Theodore Isaac Rubin






Wednesday, August 3, 2011

Flip Flops

Wired magazine has an interesting article about Khan Academy. http://bit.ly/nqw7o0 . For those who are unfamiliar with Khan, the article describes how by providing cross-country tutoring to a relative, Khan's closet-made video explanations of math problems made an impact.  Today, pilot projects are popping up where students view the videos at home for the explanations of sophisticated math problems and then do their practice at school where the teacher can assist.

The Bill and Melinda Gates foundation and Google have donated millions to Khan Academy to help see where this can go.

The idea of flip flops  comes from moving the explanation of the problem to the homework phase of instruction and the practice to the in-school phase effectively flipping the current model on its head.
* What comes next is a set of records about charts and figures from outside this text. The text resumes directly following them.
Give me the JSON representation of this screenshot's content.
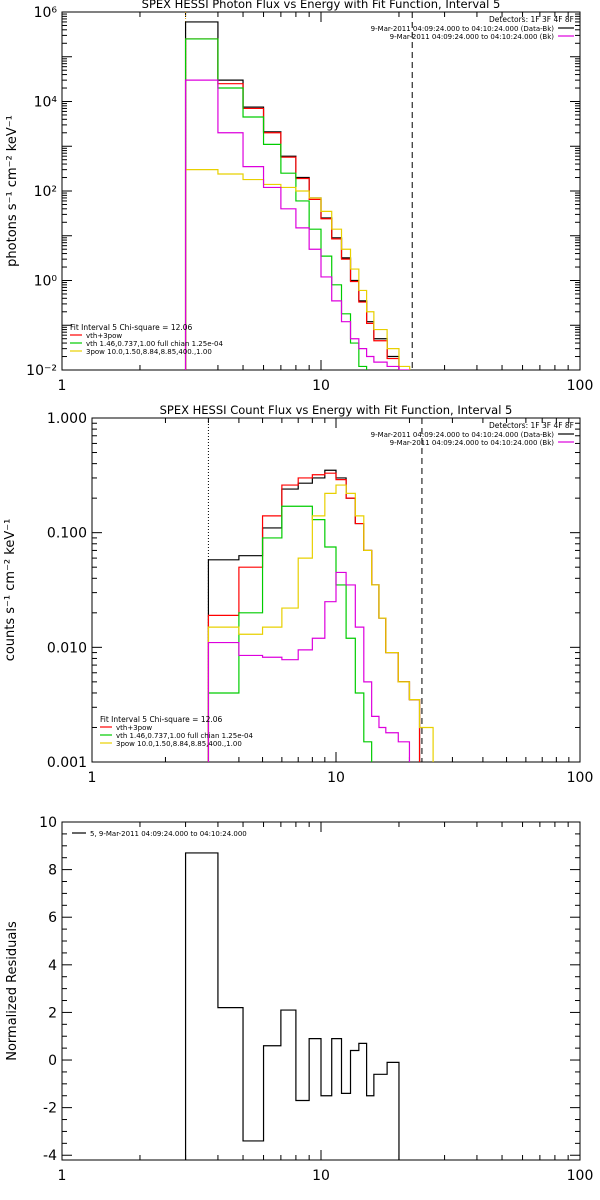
{
  "chart_data": [
    {
      "type": "line",
      "title": "SPEX HESSI Photon Flux vs Energy with Fit Function, Interval 5",
      "ylabel": "photons s⁻¹ cm⁻² keV⁻¹",
      "xlabel": "",
      "x_scale": "log",
      "y_scale": "log",
      "xlim": [
        1,
        100
      ],
      "ylim": [
        0.01,
        1000000
      ],
      "x_ticks": [
        1,
        10,
        100
      ],
      "x_tick_labels": [
        "1",
        "10",
        "100"
      ],
      "y_ticks": [
        0.01,
        1,
        100,
        10000,
        1000000
      ],
      "y_tick_labels": [
        "10⁻²",
        "10⁰",
        "10²",
        "10⁴",
        "10⁶"
      ],
      "bin_edges": [
        3,
        4,
        5,
        6,
        7,
        8,
        9,
        10,
        11,
        12,
        13,
        14,
        15,
        16,
        18,
        20,
        22,
        25
      ],
      "vlines": [
        {
          "x": 3,
          "color": "#e8a000",
          "style": "dotted"
        },
        {
          "x": 22.5,
          "color": "#000000",
          "style": "dashed"
        }
      ],
      "series": [
        {
          "name": "data",
          "color": "#000000",
          "values": [
            600000,
            30000,
            7500,
            2100,
            600,
            200,
            70,
            25,
            9,
            3.2,
            1.0,
            0.35,
            0.12,
            0.05,
            0.02,
            null,
            null
          ]
        },
        {
          "name": "vth+3pow",
          "color": "#ff0000",
          "values": [
            250000,
            25000,
            7000,
            2000,
            570,
            190,
            65,
            24,
            8.5,
            3.0,
            0.95,
            0.33,
            0.11,
            0.045,
            0.018,
            null,
            null
          ]
        },
        {
          "name": "vth 1.46,0.737,1.00  full chian 1.25e-04",
          "color": "#00cc00",
          "values": [
            250000,
            20000,
            4500,
            1100,
            250,
            60,
            14,
            3.5,
            0.8,
            0.18,
            0.04,
            0.012,
            null,
            null,
            null,
            null,
            null
          ]
        },
        {
          "name": "3pow 10.0,1.50,8.84,8.85,400.,1.00",
          "color": "#e8d000",
          "values": [
            300,
            240,
            180,
            140,
            120,
            100,
            70,
            35,
            14,
            5,
            1.8,
            0.6,
            0.2,
            0.08,
            0.03,
            0.012,
            null
          ]
        },
        {
          "name": "bk",
          "color": "#dd00dd",
          "values": [
            30000,
            2000,
            350,
            120,
            40,
            15,
            5,
            1.2,
            0.35,
            0.12,
            0.05,
            0.03,
            0.02,
            0.015,
            0.012,
            0.01,
            null
          ]
        }
      ],
      "legend": {
        "position": "top-right",
        "header": "Detectors: 1F 3F 4F 8F",
        "entries": [
          {
            "label": "9-Mar-2011 04:09:24.000 to 04:10:24.000 (Data-Bk)",
            "color": "#000000"
          },
          {
            "label": "9-Mar-2011 04:09:24.000 to 04:10:24.000 (Bk)",
            "color": "#dd00dd"
          }
        ]
      },
      "fit_legend": {
        "position": "bottom-left",
        "header": "Fit Interval  5   Chi-square = 12.06",
        "entries": [
          {
            "label": "vth+3pow",
            "color": "#ff0000"
          },
          {
            "label": "vth 1.46,0.737,1.00  full chian 1.25e-04",
            "color": "#00cc00"
          },
          {
            "label": "3pow 10.0,1.50,8.84,8.85,400.,1.00",
            "color": "#e8d000"
          }
        ]
      }
    },
    {
      "type": "line",
      "title": "SPEX HESSI Count Flux vs Energy with Fit Function, Interval 5",
      "ylabel": "counts s⁻¹ cm⁻² keV⁻¹",
      "xlabel": "",
      "x_scale": "log",
      "y_scale": "log",
      "xlim": [
        1,
        100
      ],
      "ylim": [
        0.001,
        1.0
      ],
      "x_ticks": [
        1,
        10,
        100
      ],
      "x_tick_labels": [
        "1",
        "10",
        "100"
      ],
      "y_ticks": [
        0.001,
        0.01,
        0.1,
        1.0
      ],
      "y_tick_labels": [
        "0.001",
        "0.010",
        "0.100",
        "1.000"
      ],
      "bin_edges": [
        3,
        4,
        5,
        6,
        7,
        8,
        9,
        10,
        11,
        12,
        13,
        14,
        15,
        16,
        18,
        20,
        22,
        25,
        28
      ],
      "vlines": [
        {
          "x": 3,
          "color": "#000000",
          "style": "dotted"
        },
        {
          "x": 22.5,
          "color": "#000000",
          "style": "dashed"
        }
      ],
      "series": [
        {
          "name": "data",
          "color": "#000000",
          "values": [
            0.058,
            0.063,
            0.11,
            0.24,
            0.27,
            0.3,
            0.35,
            0.3,
            0.2,
            0.12,
            0.07,
            0.035,
            0.018,
            0.009,
            0.005,
            0.0035,
            null,
            null
          ]
        },
        {
          "name": "vth+3pow",
          "color": "#ff0000",
          "values": [
            0.019,
            0.05,
            0.14,
            0.26,
            0.3,
            0.32,
            0.33,
            0.29,
            0.2,
            0.12,
            0.07,
            0.035,
            0.018,
            0.009,
            0.005,
            0.0035,
            null,
            null
          ]
        },
        {
          "name": "vth 1.46,0.737,1.00  full chian 1.25e-04",
          "color": "#00cc00",
          "values": [
            0.004,
            0.02,
            0.09,
            0.17,
            0.17,
            0.13,
            0.075,
            0.035,
            0.012,
            0.004,
            0.0015,
            null,
            null,
            null,
            null,
            null,
            null,
            null
          ]
        },
        {
          "name": "3pow 10.0,1.50,8.84,8.85,400.,1.00",
          "color": "#e8d000",
          "values": [
            0.015,
            0.013,
            0.015,
            0.022,
            0.06,
            0.14,
            0.22,
            0.26,
            0.22,
            0.14,
            0.07,
            0.035,
            0.018,
            0.009,
            0.005,
            0.0035,
            0.002,
            null
          ]
        },
        {
          "name": "bk",
          "color": "#dd00dd",
          "values": [
            0.011,
            0.0085,
            0.0082,
            0.0078,
            0.0095,
            0.012,
            0.025,
            0.045,
            0.035,
            0.015,
            0.005,
            0.0025,
            0.002,
            0.0018,
            0.0015,
            null,
            null,
            null
          ]
        }
      ],
      "legend": {
        "position": "top-right",
        "header": "Detectors: 1F 3F 4F 8F",
        "entries": [
          {
            "label": "9-Mar-2011 04:09:24.000 to 04:10:24.000 (Data-Bk)",
            "color": "#000000"
          },
          {
            "label": "9-Mar-2011 04:09:24.000 to 04:10:24.000 (Bk)",
            "color": "#dd00dd"
          }
        ]
      },
      "fit_legend": {
        "position": "bottom-left",
        "header": "Fit Interval  5   Chi-square = 12.06",
        "entries": [
          {
            "label": "vth+3pow",
            "color": "#ff0000"
          },
          {
            "label": "vth 1.46,0.737,1.00  full chian 1.25e-04",
            "color": "#00cc00"
          },
          {
            "label": "3pow 10.0,1.50,8.84,8.85,400.,1.00",
            "color": "#e8d000"
          }
        ]
      }
    },
    {
      "type": "line",
      "title": "",
      "ylabel": "Normalized Residuals",
      "xlabel": "",
      "x_scale": "log",
      "y_scale": "linear",
      "xlim": [
        1,
        100
      ],
      "ylim": [
        -4.2,
        10
      ],
      "x_ticks": [
        1,
        10,
        100
      ],
      "x_tick_labels": [
        "1",
        "10",
        "100"
      ],
      "y_ticks": [
        -4,
        -2,
        0,
        2,
        4,
        6,
        8,
        10
      ],
      "y_tick_labels": [
        "-4",
        "-2",
        "0",
        "2",
        "4",
        "6",
        "8",
        "10"
      ],
      "bin_edges": [
        3,
        4,
        5,
        6,
        7,
        8,
        9,
        10,
        11,
        12,
        13,
        14,
        15,
        16,
        18,
        20,
        22
      ],
      "vlines": [],
      "series": [
        {
          "name": "5",
          "color": "#000000",
          "values": [
            8.7,
            2.2,
            -3.4,
            0.6,
            2.1,
            -1.7,
            0.9,
            -1.5,
            0.9,
            -1.4,
            0.4,
            0.7,
            -1.5,
            -0.6,
            -0.1,
            null
          ]
        }
      ],
      "legend": {
        "position": "top-left",
        "header": "",
        "entries": [
          {
            "label": "5, 9-Mar-2011 04:09:24.000 to 04:10:24.000",
            "color": "#000000"
          }
        ]
      }
    }
  ]
}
The driver of all this of course is the technology and its creative application.  In this case, user developed video hosted on something like Vimeo or YouTube.
Technology advances have led to several flip flops over the years.  Early CBT systems and their limited graphic and branching capabilities resulted in primarily information dumps.  The basic stuff was put in CBT lessons so the instructor could liven things up when the class met in person. That flipped when more sophisticated authoring tools like Authorware and Toolbook allowed animations and other complex interactions to bring systems alive in a CBT lesson.  Sophisticated branching and programming allowed for multiple paths through the material based on learner responses and so on. With this flip the teacher became the one who introduced the topic and conducted reviews and further explanations while the CBT did much of the heavy lifting.

This all flipped back with the use of the web as a delivery mechanism. Early web tools didn't allow for the rich media we had learned how to embed in our CBTs distributed via CD-ROM or via a network. Broad access via the web, however, won the day and web-based training became the basic stuff once again with instructors providing the richness.  As web tools grows more powerful and bandwidth grows more plentiful, the march to more sophisticated web-delivered learning continues to the place where we now can flip back to the place where instructors  can allow web-based resources to do much of the lifting.
Kahn's use of simple user-developed videos and the readily available hosting services like YouTube further allow this flip to occur. The basics are available 24X7. They can be reviewed, backed up, stopped and started at will.  As the Wired article states, the teacher can then be the tutor to many. He or she can deal with each learner form where they are as opposed to trying to herd cats through the topic.

Video and bandwidth growth allow for this next opportunity to flip. It will be interesting to see which schools and companies are able to gain the advantage by flipping things around.